Ever since its inception in 1775, Breguet has unfailingly harboured, and honored, essential values so prized by A.-L. Breguet, such as beauty, elegance and understated design along with mastery of horology at it’s most complex, that of Grande Complications timepieces-not least the Tourbillon.

In contrast to various watch houses that lay claim to some given chain of historical events or attempt to rediscover their own past, Breguet more than ever embodies the art and culture of Europe. The company indubitably possesses the finest historical treasures imaginable and surely the most illustrious corporate history that any watch make could possibly wish for.

If Breguet holds a special place in our cultural heritage, it is because its founder, A.-L. Breguet (1747-1823), set the standard by which all fine watch making has been judged. Today, his heirs at Breguet still make each watch as a model of supreme horological art.
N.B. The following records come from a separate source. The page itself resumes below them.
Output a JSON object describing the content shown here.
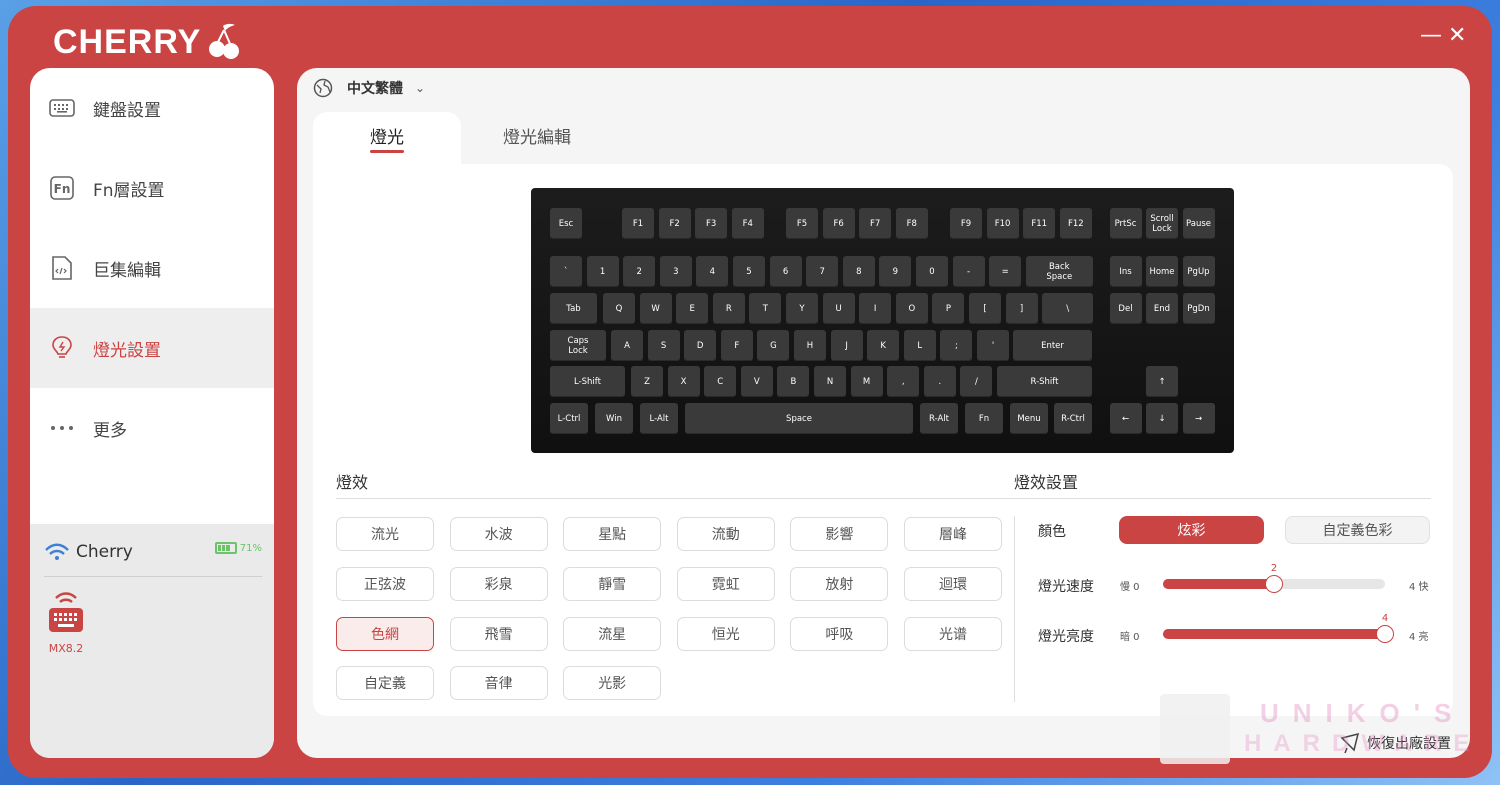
{
  "brand": {
    "logo_text": "CHERRY",
    "accent": "#c94443"
  },
  "window": {
    "minimize_glyph": "—",
    "close_glyph": "✕"
  },
  "sidebar": {
    "items": [
      {
        "label": "鍵盤設置",
        "icon": "keyboard-icon"
      },
      {
        "label": "Fn層設置",
        "icon": "fn-icon"
      },
      {
        "label": "巨集編輯",
        "icon": "macro-file-icon"
      },
      {
        "label": "燈光設置",
        "icon": "light-bulb-icon",
        "active": true
      },
      {
        "label": "更多",
        "icon": "more-icon"
      }
    ],
    "device": {
      "name": "Cherry",
      "battery": "71%",
      "battery_level": 0.71,
      "model": "MX8.2"
    }
  },
  "header": {
    "language": "中文繁體"
  },
  "tabs": [
    {
      "label": "燈光",
      "active": true
    },
    {
      "label": "燈光編輯",
      "active": false
    }
  ],
  "keyboard": {
    "keys": {
      "esc": "Esc",
      "f": [
        "F1",
        "F2",
        "F3",
        "F4",
        "F5",
        "F6",
        "F7",
        "F8",
        "F9",
        "F10",
        "F11",
        "F12"
      ],
      "nav_top": [
        "PrtSc",
        "Scroll Lock",
        "Pause"
      ],
      "num_row": [
        "`",
        "1",
        "2",
        "3",
        "4",
        "5",
        "6",
        "7",
        "8",
        "9",
        "0",
        "-",
        "="
      ],
      "backspace": "Back Space",
      "nav_mid1": [
        "Ins",
        "Home",
        "PgUp"
      ],
      "tab": "Tab",
      "q_row": [
        "Q",
        "W",
        "E",
        "R",
        "T",
        "Y",
        "U",
        "I",
        "O",
        "P",
        "[",
        "]",
        "\\"
      ],
      "nav_mid2": [
        "Del",
        "End",
        "PgDn"
      ],
      "caps": "Caps Lock",
      "a_row": [
        "A",
        "S",
        "D",
        "F",
        "G",
        "H",
        "J",
        "K",
        "L",
        ";",
        "'"
      ],
      "enter": "Enter",
      "lshift": "L-Shift",
      "z_row": [
        "Z",
        "X",
        "C",
        "V",
        "B",
        "N",
        "M",
        ",",
        ".",
        "/"
      ],
      "rshift": "R-Shift",
      "up": "↑",
      "bottom": [
        "L-Ctrl",
        "Win",
        "L-Alt",
        "Space",
        "R-Alt",
        "Fn",
        "Menu",
        "R-Ctrl"
      ],
      "arrows": [
        "←",
        "↓",
        "→"
      ]
    }
  },
  "effects": {
    "title": "燈效",
    "items": [
      "流光",
      "水波",
      "星點",
      "流動",
      "影響",
      "層峰",
      "正弦波",
      "彩泉",
      "靜雪",
      "霓虹",
      "放射",
      "迴環",
      "色網",
      "飛雪",
      "流星",
      "恒光",
      "呼吸",
      "光谱",
      "自定義",
      "音律",
      "光影"
    ],
    "active": "色網"
  },
  "settings": {
    "title": "燈效設置",
    "color_label": "顏色",
    "color_options": [
      "炫彩",
      "自定義色彩"
    ],
    "color_active": "炫彩",
    "speed": {
      "label": "燈光速度",
      "min_label": "慢 0",
      "max_label": "4 快",
      "value": 2,
      "value_text": "2",
      "max": 4
    },
    "brightness": {
      "label": "燈光亮度",
      "min_label": "暗 0",
      "max_label": "4 亮",
      "value": 4,
      "value_text": "4",
      "max": 4
    }
  },
  "footer": {
    "reset_label": "恢復出廠設置"
  },
  "watermark": {
    "line1": "UNIKO'S",
    "line2": "HARDWARE"
  }
}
A.-L. Breguet was born in Neuchatel, but it was in Paris that he spent most of his productive life. No aspect of watch making escaped his study, and his inventions were as decisive to horology as they were varied. His career started with a series of breakthroughs: the development of the successful self-winding perpettelle watches, the introduction of gongs for repeating watches and the first shock-protection for balance pivots. Breguet’s power of invention completely changed the nature of watch making. The Tourbillon was undoubtedly a measure of his genius. The founder received a patent from France’s ministry of the interior for his new regulating device on June 26, 1801.

Since the late 18th century, Breguet has filled its register of owners with names that will live forever. Putting your name against the watch we make for you is a custom started by our founder, A.-L. Breguet. It was his way of paying tribute to those who valued his work. Today we keep up that tradition for exactly the same reasons…If you own a Breguet; you can register your name with Churchill’s, Napoleon’s or Marie-Antoinette’s…

A.-L. Breguet never made two watches exactly alike, and there is no reason for the firm that he founded to break from that tradition. Besides, collectors of Breguet watches would never allow it.